At Amazon, data analysts are running daily experiments: changing prices for a given item or presenting items in different ways. With cheap flows of data, the cost of running these experiments is low, so Amazon can run hundreds of inexpensive experiments each day. Most fail to show improvement.

But in this case, failure is a sign, paradoxically, of success. As experiments get cheaper, you can run more and more experiments – so the ones that work will get fewer and fewer as a percentage of total experiments run. “That's not a bug," said Brynjolfsson. “That just shows it's worth testing even long-shot hypotheses."

Big Data/Big Brother? Seminar participants had a lot of energy and concern around the privacy implications of Big Data. They discussed a number of intriguing questions: What exactly are companies doing with mobile data, for example, which can show the current and historical information about an individual's location?
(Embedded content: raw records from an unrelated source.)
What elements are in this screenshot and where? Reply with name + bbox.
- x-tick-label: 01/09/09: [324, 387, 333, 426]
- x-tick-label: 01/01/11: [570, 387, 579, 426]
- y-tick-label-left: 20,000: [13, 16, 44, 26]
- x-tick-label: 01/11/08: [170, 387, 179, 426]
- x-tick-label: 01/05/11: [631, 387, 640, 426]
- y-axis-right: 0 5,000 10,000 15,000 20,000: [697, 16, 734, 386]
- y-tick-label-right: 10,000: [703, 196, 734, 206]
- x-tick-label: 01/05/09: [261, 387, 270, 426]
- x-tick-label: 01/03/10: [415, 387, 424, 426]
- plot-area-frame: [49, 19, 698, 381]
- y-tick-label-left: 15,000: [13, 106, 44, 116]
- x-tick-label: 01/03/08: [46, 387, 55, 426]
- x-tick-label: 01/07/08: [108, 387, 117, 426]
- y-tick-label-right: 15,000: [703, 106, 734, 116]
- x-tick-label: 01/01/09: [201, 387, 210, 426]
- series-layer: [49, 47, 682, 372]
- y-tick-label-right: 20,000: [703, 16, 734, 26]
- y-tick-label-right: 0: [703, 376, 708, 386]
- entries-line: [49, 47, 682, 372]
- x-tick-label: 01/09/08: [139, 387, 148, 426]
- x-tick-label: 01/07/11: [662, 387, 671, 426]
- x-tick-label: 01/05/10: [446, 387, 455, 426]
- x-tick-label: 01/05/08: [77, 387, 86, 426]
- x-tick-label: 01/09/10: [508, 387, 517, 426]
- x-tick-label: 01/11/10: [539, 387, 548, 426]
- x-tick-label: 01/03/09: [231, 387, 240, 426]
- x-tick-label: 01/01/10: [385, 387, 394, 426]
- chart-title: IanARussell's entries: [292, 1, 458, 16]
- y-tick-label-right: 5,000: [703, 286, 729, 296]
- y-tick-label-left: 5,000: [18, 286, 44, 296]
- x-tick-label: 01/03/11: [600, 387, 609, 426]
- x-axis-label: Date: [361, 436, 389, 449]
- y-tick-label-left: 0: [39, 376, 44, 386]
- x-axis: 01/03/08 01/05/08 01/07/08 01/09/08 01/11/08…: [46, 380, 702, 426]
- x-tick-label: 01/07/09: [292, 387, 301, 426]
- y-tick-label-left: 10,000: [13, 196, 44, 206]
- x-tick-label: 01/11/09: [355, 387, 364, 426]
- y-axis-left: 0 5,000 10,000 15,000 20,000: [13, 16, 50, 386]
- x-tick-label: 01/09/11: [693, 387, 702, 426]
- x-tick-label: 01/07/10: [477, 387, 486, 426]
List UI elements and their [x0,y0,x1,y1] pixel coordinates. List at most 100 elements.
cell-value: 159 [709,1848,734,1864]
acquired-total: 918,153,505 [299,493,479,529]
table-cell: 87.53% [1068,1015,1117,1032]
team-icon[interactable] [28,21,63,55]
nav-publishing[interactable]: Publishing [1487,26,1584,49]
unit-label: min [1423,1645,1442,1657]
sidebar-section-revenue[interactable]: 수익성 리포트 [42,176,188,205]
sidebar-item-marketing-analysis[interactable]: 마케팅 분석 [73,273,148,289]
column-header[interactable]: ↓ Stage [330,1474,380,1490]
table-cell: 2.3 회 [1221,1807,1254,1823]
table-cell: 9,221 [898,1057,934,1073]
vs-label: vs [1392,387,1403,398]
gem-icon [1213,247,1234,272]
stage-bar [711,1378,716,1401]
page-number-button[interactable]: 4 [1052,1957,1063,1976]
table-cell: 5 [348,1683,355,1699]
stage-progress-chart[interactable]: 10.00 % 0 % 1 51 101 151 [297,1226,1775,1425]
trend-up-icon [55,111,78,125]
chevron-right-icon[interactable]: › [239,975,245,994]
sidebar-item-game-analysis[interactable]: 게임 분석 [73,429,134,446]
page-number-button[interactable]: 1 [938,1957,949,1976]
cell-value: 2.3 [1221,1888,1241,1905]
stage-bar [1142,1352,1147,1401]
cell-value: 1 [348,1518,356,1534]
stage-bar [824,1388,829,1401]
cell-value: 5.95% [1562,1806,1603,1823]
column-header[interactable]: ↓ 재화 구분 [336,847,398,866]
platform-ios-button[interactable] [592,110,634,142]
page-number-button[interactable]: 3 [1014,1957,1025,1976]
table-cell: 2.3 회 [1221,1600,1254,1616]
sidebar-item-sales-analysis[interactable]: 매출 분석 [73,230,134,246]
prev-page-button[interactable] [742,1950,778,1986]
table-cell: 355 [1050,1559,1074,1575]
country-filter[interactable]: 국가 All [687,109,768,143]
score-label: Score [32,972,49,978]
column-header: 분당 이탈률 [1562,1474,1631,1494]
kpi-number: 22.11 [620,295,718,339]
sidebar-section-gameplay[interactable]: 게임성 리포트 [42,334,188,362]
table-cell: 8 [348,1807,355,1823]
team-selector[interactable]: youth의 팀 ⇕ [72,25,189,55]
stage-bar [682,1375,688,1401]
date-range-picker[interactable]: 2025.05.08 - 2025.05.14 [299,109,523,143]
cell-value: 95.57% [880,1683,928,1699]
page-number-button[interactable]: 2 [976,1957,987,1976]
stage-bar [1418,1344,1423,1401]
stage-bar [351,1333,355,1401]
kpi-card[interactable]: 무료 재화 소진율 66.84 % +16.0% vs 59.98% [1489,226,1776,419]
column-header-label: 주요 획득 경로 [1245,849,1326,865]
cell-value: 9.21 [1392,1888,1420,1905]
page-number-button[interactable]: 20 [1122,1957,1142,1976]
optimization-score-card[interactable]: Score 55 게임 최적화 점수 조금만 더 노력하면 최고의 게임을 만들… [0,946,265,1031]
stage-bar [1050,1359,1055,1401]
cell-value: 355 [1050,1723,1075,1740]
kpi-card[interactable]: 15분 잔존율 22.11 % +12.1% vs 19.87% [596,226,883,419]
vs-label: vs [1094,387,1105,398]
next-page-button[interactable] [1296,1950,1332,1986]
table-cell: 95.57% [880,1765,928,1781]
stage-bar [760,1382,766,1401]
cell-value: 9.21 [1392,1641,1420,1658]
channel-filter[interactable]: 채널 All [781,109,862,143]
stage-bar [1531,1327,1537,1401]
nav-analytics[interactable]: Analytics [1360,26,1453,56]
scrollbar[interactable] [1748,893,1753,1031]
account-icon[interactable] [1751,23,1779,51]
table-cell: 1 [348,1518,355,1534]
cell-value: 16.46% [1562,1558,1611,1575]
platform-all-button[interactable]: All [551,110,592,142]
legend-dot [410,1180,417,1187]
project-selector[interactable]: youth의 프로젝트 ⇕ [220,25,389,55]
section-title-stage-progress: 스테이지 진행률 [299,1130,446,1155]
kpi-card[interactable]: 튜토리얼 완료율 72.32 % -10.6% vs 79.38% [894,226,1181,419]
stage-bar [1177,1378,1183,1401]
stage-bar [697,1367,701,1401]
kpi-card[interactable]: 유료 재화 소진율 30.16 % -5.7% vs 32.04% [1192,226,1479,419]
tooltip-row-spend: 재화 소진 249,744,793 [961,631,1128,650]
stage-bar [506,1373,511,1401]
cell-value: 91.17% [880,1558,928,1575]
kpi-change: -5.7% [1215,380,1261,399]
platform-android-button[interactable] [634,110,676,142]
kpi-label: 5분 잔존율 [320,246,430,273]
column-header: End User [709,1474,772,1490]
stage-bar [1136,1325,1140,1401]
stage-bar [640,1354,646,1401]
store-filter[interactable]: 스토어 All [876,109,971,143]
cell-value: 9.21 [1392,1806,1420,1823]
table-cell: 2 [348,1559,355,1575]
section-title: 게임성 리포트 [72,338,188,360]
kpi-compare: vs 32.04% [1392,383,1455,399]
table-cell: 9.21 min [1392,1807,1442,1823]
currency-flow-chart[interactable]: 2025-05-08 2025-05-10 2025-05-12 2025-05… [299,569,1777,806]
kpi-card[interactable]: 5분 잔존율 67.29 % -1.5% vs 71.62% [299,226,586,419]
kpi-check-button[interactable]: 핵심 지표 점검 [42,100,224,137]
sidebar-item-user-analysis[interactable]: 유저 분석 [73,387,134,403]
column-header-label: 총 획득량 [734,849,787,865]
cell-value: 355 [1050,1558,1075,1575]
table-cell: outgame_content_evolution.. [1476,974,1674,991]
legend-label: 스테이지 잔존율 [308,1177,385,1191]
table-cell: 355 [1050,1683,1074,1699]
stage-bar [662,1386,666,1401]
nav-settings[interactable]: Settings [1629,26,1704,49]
How much control should an individual have over data that connects to his or her behavior? If it's your data, can you sell it? Is personal data a kind of new asset class? What kind of markets might there be for this information? How would they be regulated?

These are important questions for all of us to consider in the emerging era of Big Data. In a future post, I'll blog about other management implications discussed in Brynjolfsson's and Pentland's seminar, which will be taught again in October 2012.